O Governo Federal anunciou nesta segunda-feira (3) que conseguiu zerar a fila de espera para a entrada no programa. Para isso, eles afirmam que conseguiram inserir algo em torno de 2,7 milhões de pessoas no benefício. Assim, o número de indivíduos que irão receber o projeto agora em janeiro deverá se aproximar dos 18 milhões.
Neste momento, o que se sabe é que apesar desse aumento, o Governo não vai conseguir abarcar todo mundo que precisa do benefício. Algumas pessoas realmente terão que ficar de fora. Para tentar resolver essa situação, o Palácio do Planalto começou a criar novos critérios de seleção.

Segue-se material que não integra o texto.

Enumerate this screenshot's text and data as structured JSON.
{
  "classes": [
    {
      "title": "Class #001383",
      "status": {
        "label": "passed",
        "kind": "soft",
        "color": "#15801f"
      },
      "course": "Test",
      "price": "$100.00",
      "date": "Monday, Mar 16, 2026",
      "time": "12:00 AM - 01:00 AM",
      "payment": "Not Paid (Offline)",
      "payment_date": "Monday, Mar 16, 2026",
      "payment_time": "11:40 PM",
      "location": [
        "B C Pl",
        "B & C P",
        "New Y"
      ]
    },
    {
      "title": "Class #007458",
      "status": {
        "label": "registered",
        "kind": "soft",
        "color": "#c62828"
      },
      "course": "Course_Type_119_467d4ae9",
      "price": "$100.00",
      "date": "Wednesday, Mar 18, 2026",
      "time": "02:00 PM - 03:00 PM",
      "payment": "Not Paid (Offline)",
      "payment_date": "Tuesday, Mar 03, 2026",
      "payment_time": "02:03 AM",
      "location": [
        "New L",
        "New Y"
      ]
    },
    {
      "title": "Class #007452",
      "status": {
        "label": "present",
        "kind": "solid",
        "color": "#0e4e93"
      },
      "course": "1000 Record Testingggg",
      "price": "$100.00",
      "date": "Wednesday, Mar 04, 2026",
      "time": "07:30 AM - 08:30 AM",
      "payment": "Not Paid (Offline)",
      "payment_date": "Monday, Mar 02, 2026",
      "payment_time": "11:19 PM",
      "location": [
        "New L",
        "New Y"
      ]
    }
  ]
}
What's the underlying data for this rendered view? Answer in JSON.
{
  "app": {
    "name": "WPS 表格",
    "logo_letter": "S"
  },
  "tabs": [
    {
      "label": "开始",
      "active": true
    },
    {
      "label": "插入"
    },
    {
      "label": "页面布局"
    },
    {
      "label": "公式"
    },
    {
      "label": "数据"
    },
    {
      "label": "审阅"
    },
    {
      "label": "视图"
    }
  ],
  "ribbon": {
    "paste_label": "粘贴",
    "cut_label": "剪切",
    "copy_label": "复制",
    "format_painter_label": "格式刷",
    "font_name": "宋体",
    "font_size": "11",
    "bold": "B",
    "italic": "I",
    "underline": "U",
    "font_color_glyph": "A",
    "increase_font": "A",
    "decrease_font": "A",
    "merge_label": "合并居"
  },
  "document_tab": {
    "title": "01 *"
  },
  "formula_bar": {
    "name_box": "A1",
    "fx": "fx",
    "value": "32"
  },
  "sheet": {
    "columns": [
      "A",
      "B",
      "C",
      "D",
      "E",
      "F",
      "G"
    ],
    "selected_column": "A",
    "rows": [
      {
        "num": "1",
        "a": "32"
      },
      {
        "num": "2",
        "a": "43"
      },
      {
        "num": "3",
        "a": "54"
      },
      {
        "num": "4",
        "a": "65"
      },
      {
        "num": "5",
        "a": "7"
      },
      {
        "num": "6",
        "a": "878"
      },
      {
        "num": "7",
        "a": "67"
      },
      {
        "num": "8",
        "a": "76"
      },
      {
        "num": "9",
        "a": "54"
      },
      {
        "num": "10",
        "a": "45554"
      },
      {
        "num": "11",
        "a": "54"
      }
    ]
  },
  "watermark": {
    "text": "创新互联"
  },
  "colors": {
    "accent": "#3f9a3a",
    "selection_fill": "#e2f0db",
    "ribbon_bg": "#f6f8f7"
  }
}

Segue valendo a ideia de que os cidadãos que estão no Cadúnico e que estão dentro do limite de renda per capita possuem o direito de receber. Mas dentro desses grupos, o Ministério da Cidadania deverá fazer uma nova seleção. Isso vai acontecer porque se sabe que não há vaga para todo mundo.
Pelo conjunto de regras divulgadas pelo Governo Federal dá para entender que alguns grupos terão prioridade. O primeiro deles é o das famílias que possuem crianças em situação de trabalho infantil. Essas pessoas poderão receber o Auxílio Brasil com mais facilidades.
Em segundo lugar vem a situação das famílias que possuem integrantes libertos de uma situação de trabalho análogo ao de escravo. Esse é um tipo de situação que vem crescendo muito nos últimos anos. Por isso, há uma preocupação com a renda dessas pessoas. Há um temor de que elas tenham que voltar a trabalhar em um regime de quase escravidão.
Quilombolas e indígenas
Os quilombolas e indígenas, exatamente nesta ordem, formam os grupos seguintes de prioridade para o recebimento. Então se uma pessoa desses grupos atender aos critérios do Governo, ela vai ter prioridade nesse sentido.